Skolyozun cerrahi tedavisindeki önemli bir kaygı da ameliyat sırasında hastaların felç olması riskidir. Daha önce ameliyat sırasında yapılan müdahalelerin omurilik üzerindeki etkileri görülemiyor, ancak ameliyatın sonuna doğru hastalar uyandırıldığında felç olup olmadıkları anlaşılabiliyordu. Bu işlem hasta için sıkıntılı olmakla beraber, ameliyatın sonunda anlaşılabildiği için müdahalede de geç kalınıyordu.

Ameliyat sırasında sinirlerin işlevlerini devamlı olarak gösteren nöromonitorizasyon işlemi ülkemize 4-5 yıl önce gelmiş ve bugün artık yaygın olarak kullanılmaktadır. Böylelikle ameliyat sırasında sinir yaralanmasına neden olabilecek herhangi bir işlemin yarattığı etki anında anlaşılmakta ve gerekli müdahale yapılmaktadır. Nöromonitorizasyon tekniği daha önceleri zaman zaman felç ile sonlanabilecek bu ameliyatların emniyetini ciddi oranda arttırmış ve bir zamanlar felç korkusuyla yapılamayan ameliyatların günümüzde rahatlıkla uygulanabilmesine olanak sağlamıştır. Bu teknik sayesinde komplike eğrilikler artık düzeltilebilmektedir. 
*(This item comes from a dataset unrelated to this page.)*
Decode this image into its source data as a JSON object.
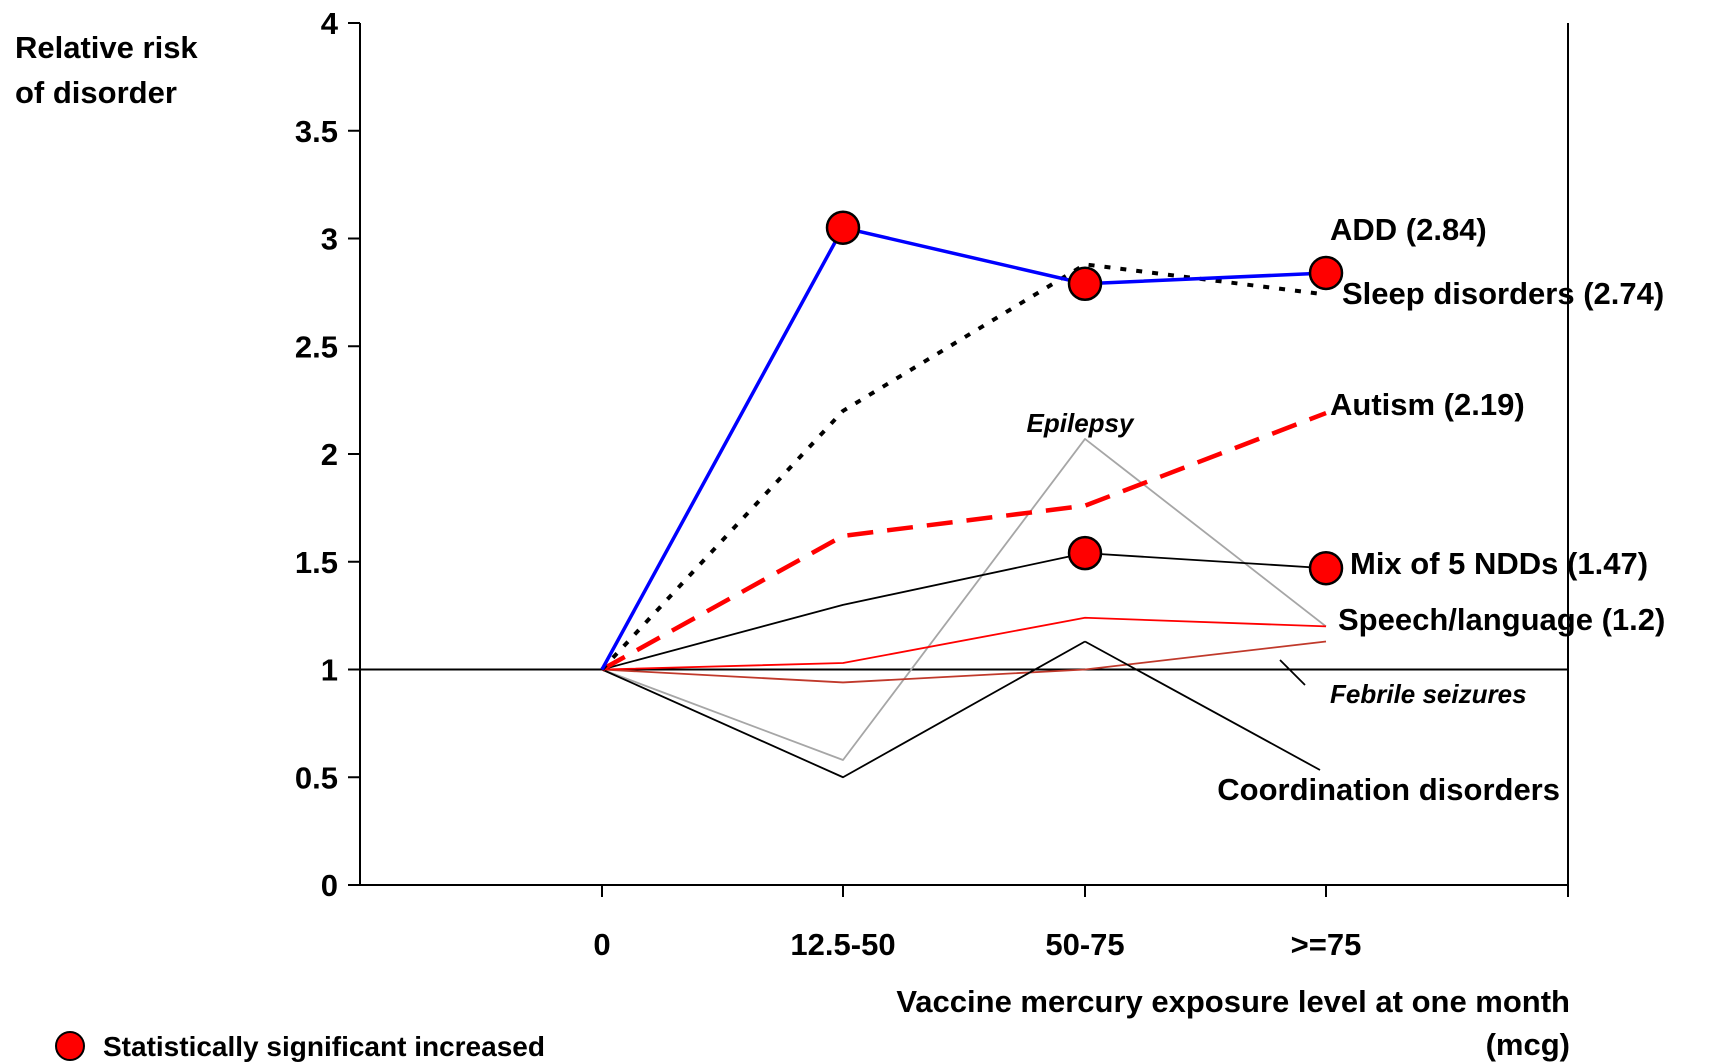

Skolyoz ameliyatları ile ilgili en önemli sorunlardan birisi de omurganın sabitlenip belli kısımda omurga hareketliliğinin ortadan kalkmasıdır. Omurga cerrahlarının dondurma işlemi yapmadan, omurganın büyümesine ve hareketli kalmasına izin verecek bir düzeltme tekniği ile ilgili çalışmaları yavaş yavaş meyvelerini vermeye başlamıştır.

Omurgasında skolyoz olup halen büyüme potansiyeli olan hastalarda “gerdirme yöntemi” olarak adlandırılan bir yöntem geliştirilmiştir. Bu yöntemde sırt eğriliklerinin dış bükey tarafına endoskopik girişimle yandan vida konmakta ve bu vidalar kalın bir ip ile bağlanıp gerdirilerek bir miktar düzelme sağlanmakta ve eğriliğin dış bükey tarafının büyümesi engellenmektedir. Böylelikle iç bükey taraf büyümeye devam ederken dış bükey tarafın büyümesi vidalara bağlı ip sayesinde durmakta ve zaman içinde eğrilik kendiliğinden düzelmektedir.

Bu yöntemin diğer avantajı da vidaları tutan yapının bir platin değil ip olması ve böylelikle ameliyat edilen kısmın hareketliliğinin devam etmesidir. Bu yöntem dondurma yapılmaksızın eğrilik düzelmesi sağladığı, hareketi yok etmediği ve büyümeyi bozmadığı için skolyoz tedavisinde devrim niteliğinde bir tedavi yöntemidir.